Herakleitos'un da dediği gibi değişmeyen tek şey değişimin kendisidir. Yenilik hayatımız boyunca kapımızı birçok defa çalar. Yeni düşünceler, akımlar, görüşler, kanunlar, inançlar... Bazarov bu misafiri kapıda bırakmamış, onu dinlemiş ve eskinin taktığı zincirleri kırmış, yolunu kendi inancı doğrultusunda çizen meraklı bir insandır. Acıma, aşk gibi duygular Bazarov için insanın zayıflıklarıdır, fakat insanın buna karşı koyması ne kadar olasıdır? Her an bir Anne Sergeyevna bizi kendimizle çeliştirebilir.

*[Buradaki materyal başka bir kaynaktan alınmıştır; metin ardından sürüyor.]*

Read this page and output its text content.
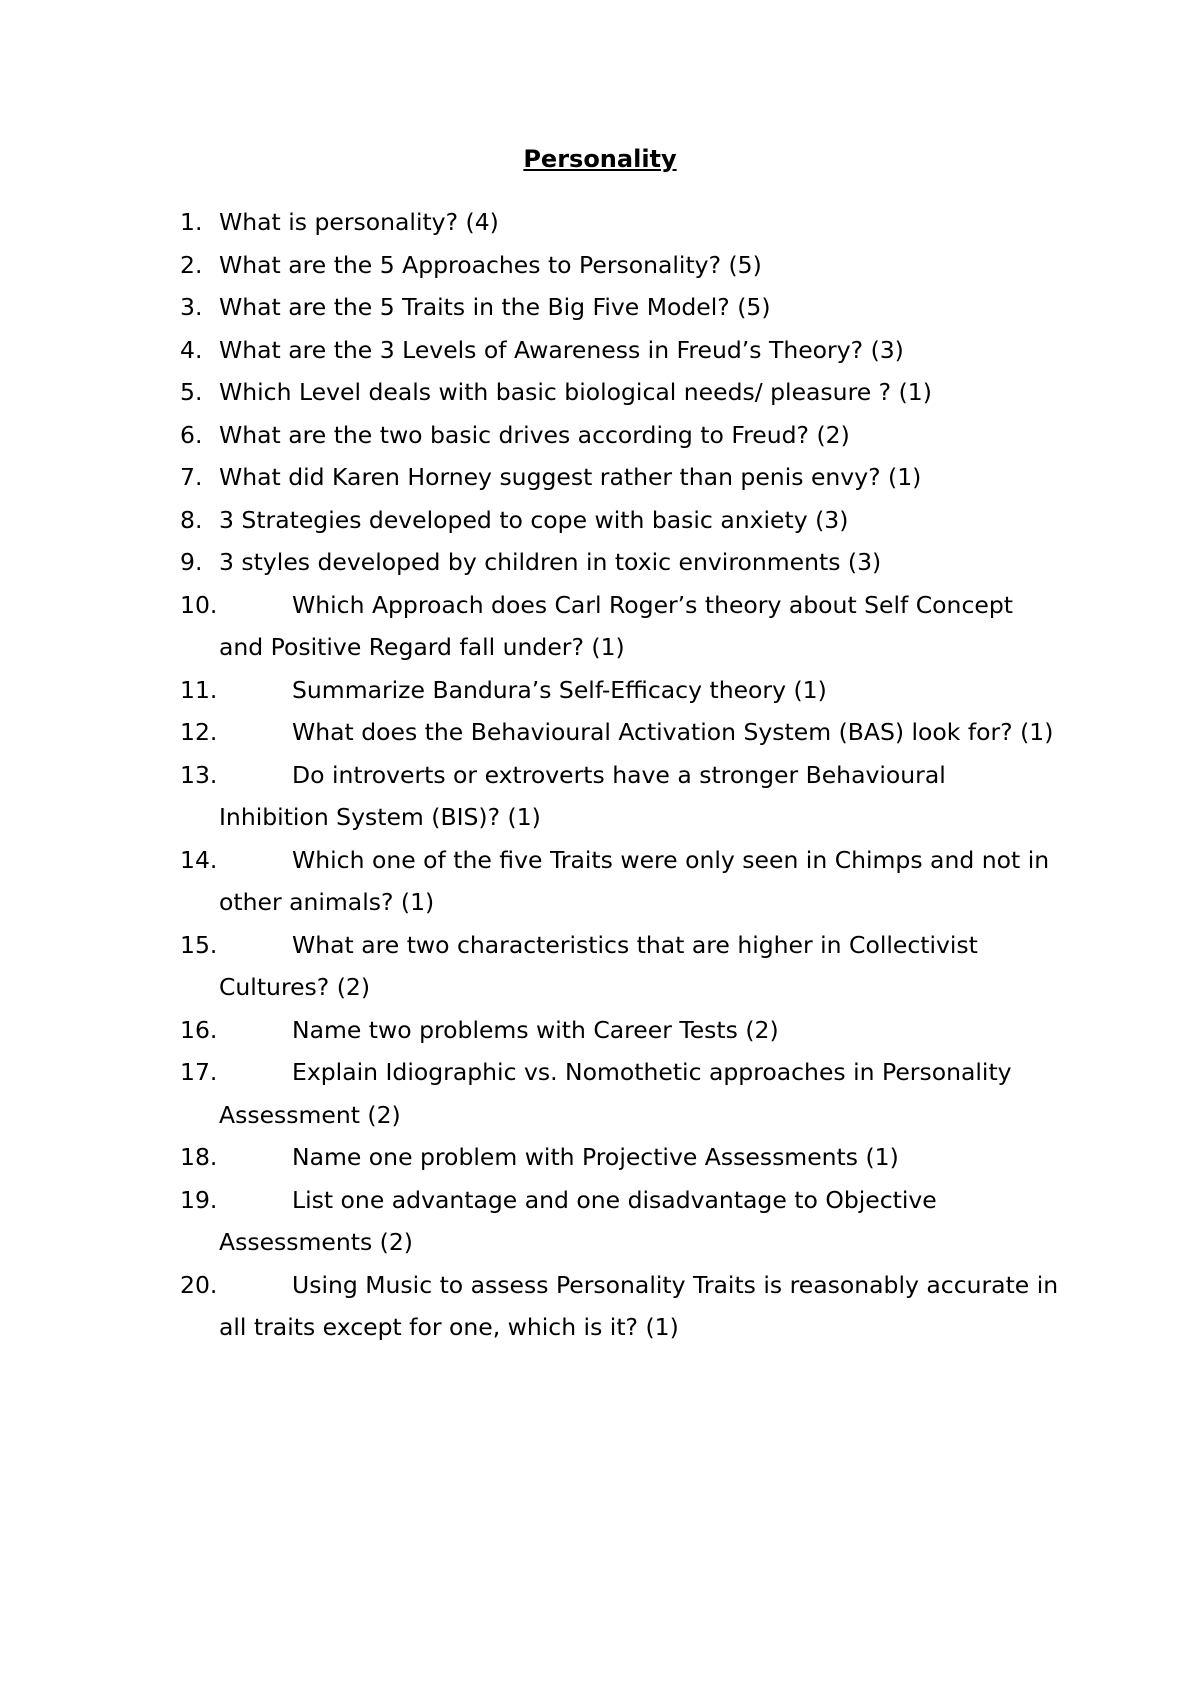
Personality
1. What is personality? (4)
2. What are the 5 Approaches to Personality? (5)
3. What are the 5 Traits in the Big Five Model? (5)
4. What are the 3 Levels of Awareness in Freud’s Theory? (3)
5. Which Level deals with basic biological needs/ pleasure ? (1)
6. What are the two basic drives according to Freud? (2)
7. What did Karen Horney suggest rather than penis envy? (1)
8. 3 Strategies developed to cope with basic anxiety (3)
9. 3 styles developed by children in toxic environments (3)
10.	Which Approach does Carl Roger’s theory about Self Concept and Positive Regard fall under? (1)
11.	Summarize Bandura’s Self-Efficacy theory (1)
12.	What does the Behavioural Activation System (BAS) look for? (1)
13.	Do introverts or extroverts have a stronger Behavioural Inhibition System (BIS)? (1)
14.	Which one of the five Traits were only seen in Chimps and not in other animals? (1)
15.	What are two characteristics that are higher in Collectivist Cultures? (2)
16.	Name two problems with Career Tests (2)
17.	Explain Idiographic vs. Nomothetic approaches in Personality Assessment (2)
18.	Name one problem with Projective Assessments (1)
19.	List one advantage and one disadvantage to Objective Assessments (2)
20.	Using Music to assess Personality Traits is reasonably accurate in all traits except for one, which is it? (1)
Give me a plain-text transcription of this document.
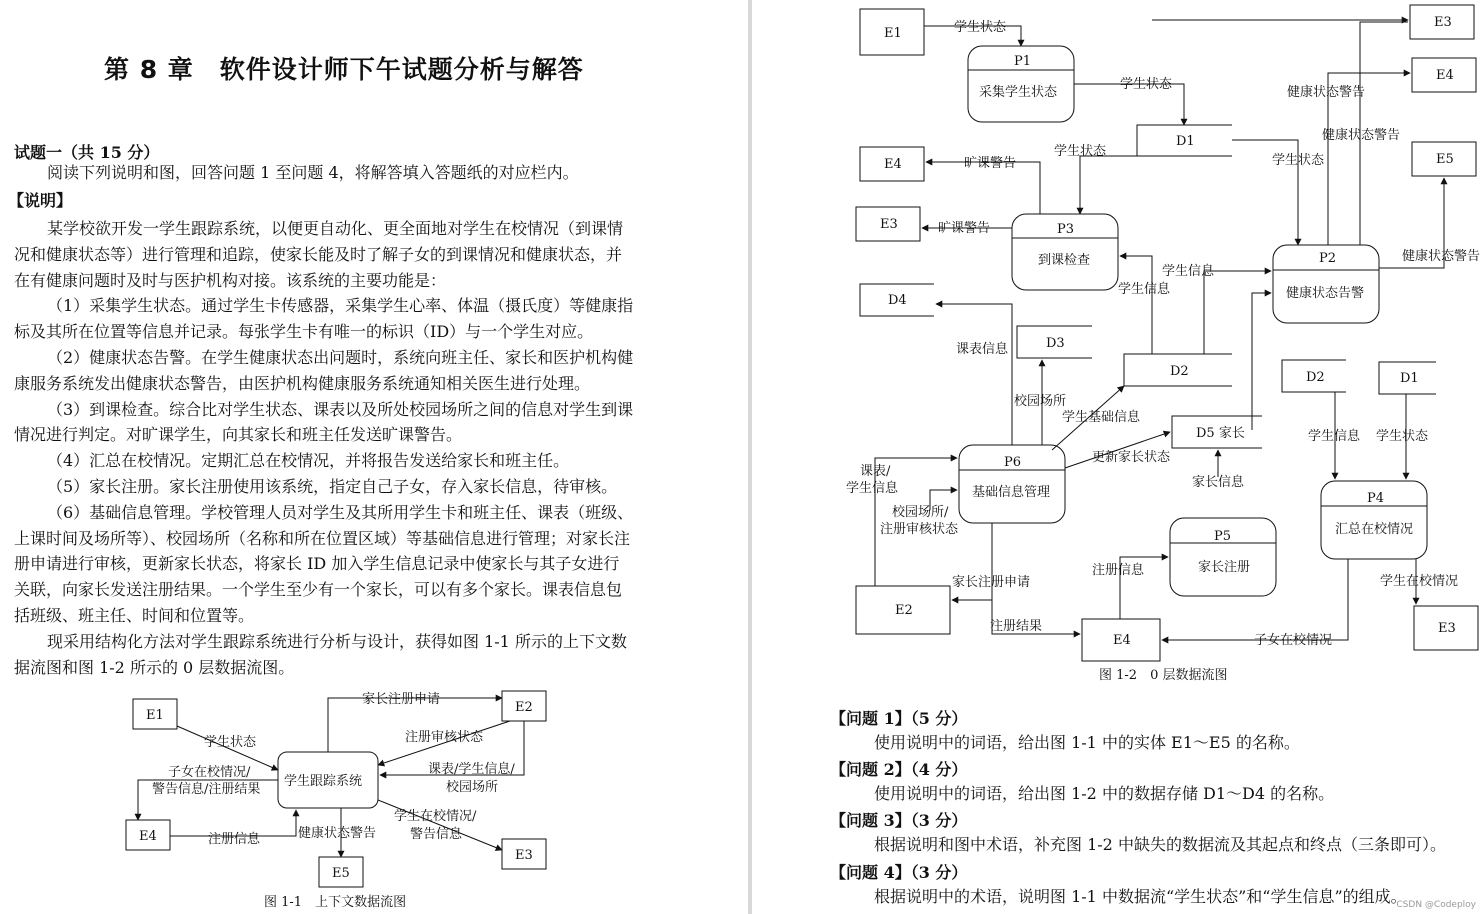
第 8 章　软件设计师下午试题分析与解答
试题一（共 15 分）
阅读下列说明和图，回答问题 1 至问题 4，将解答填入答题纸的对应栏内。
【说明】
某学校欲开发一学生跟踪系统，以便更自动化、更全面地对学生在校情况（到课情
况和健康状态等）进行管理和追踪，使家长能及时了解子女的到课情况和健康状态，并
在有健康问题时及时与医护机构对接。该系统的主要功能是：
（1）采集学生状态。通过学生卡传感器，采集学生心率、体温（摄氏度）等健康指
标及其所在位置等信息并记录。每张学生卡有唯一的标识（ID）与一个学生对应。
（2）健康状态告警。在学生健康状态出问题时，系统向班主任、家长和医护机构健
康服务系统发出健康状态警告，由医护机构健康服务系统通知相关医生进行处理。
（3）到课检查。综合比对学生状态、课表以及所处校园场所之间的信息对学生到课
情况进行判定。对旷课学生，向其家长和班主任发送旷课警告。
（4）汇总在校情况。定期汇总在校情况，并将报告发送给家长和班主任。
（5）家长注册。家长注册使用该系统，指定自己子女，存入家长信息，待审核。
（6）基础信息管理。学校管理人员对学生及其所用学生卡和班主任、课表（班级、
上课时间及场所等）、校园场所（名称和所在位置区域）等基础信息进行管理；对家长注
册申请进行审核，更新家长状态，将家长 ID 加入学生信息记录中使家长与其子女进行
关联，向家长发送注册结果。一个学生至少有一个家长，可以有多个家长。课表信息包
括班级、班主任、时间和位置等。
现采用结构化方法对学生跟踪系统进行分析与设计，获得如图 1-1 所示的上下文数
据流图和图 1-2 所示的 0 层数据流图。
E1
E2
E3
E4
E5
学生跟踪系统
学生状态
家长注册申请
注册审核状态
课表/学生信息/
校园场所
子女在校情况/
警告信息/注册结果
注册信息	健康状态警告
学生在校情况/
警告信息
图 1-1　上下文数据流图
E1
E3
E4
E5
E4
E3
E2
E4
E3
P1
采集学生状态
P3
到课检查	P2
健康状态告警
P6
基础信息管理
P5
家长注册
P4
汇总在校情况
D1
D4
D3
D2
D5 家长
D2	D1
学生状态
学生状态
学生状态
学生状态
健康状态警告
健康状态警告
健康状态警告
旷课警告
旷课警告
学生信息
学生信息
学生信息
课表信息
校园场所
学生基础信息
更新家长状态
家长信息
学生状态
课表/
学生信息
校园场所/
注册审核状态
家长注册申请
注册信息
注册结果
子女在校情况
学生在校情况
图 1-2　0 层数据流图
【问题 1】（5 分）
使用说明中的词语，给出图 1-1 中的实体 E1～E5 的名称。
【问题 2】（4 分）
使用说明中的词语，给出图 1-2 中的数据存储 D1～D4 的名称。
【问题 3】（3 分）
根据说明和图中术语，补充图 1-2 中缺失的数据流及其起点和终点（三条即可）。
【问题 4】（3 分）
根据说明中的术语，说明图 1-1 中数据流“学生状态”和“学生信息”的组成。
CSDN @Codeploy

Zincirlerimizi bir kere kızdığımızda artık önümüzde daha önce karşılaşmadığımız, sormadığımız sorular belirir. İnsan alışkanlık sınırının dışına çıkmayı pek istemez. Bu nedenledir ki oğullar babalarıyla aynı dili zaman zaman konuşamaz. Arkadiy, Bazarov ve babalar arasında olan da budur. İnsanın yıllardır kafasına yerleşmiş kalıp bir düşünceyi kırmak sanıldığı kadar kolay değildir. Her insan buna istekli de değildir. Bu çatışma karakterlerimiz Bazarov ve Pavel Petroviç'i düello yapma noktasına kadar götürür.
İncelememi kitaptan bir alıntı ile bitiriyorum. Herkese keyifli okumalar.
" Vay! Aferin, bir karınca yarı ölü bir sineği götürüyor. Götür birader, götür! Sana karşı koymaya çabaladığına aldırma... Doğanın sana verdiği, acıma duygusundan yoksun hayvan olma özelliğinden yararlan; sizler bizim gibi yıkılmış değilsiniz birader!"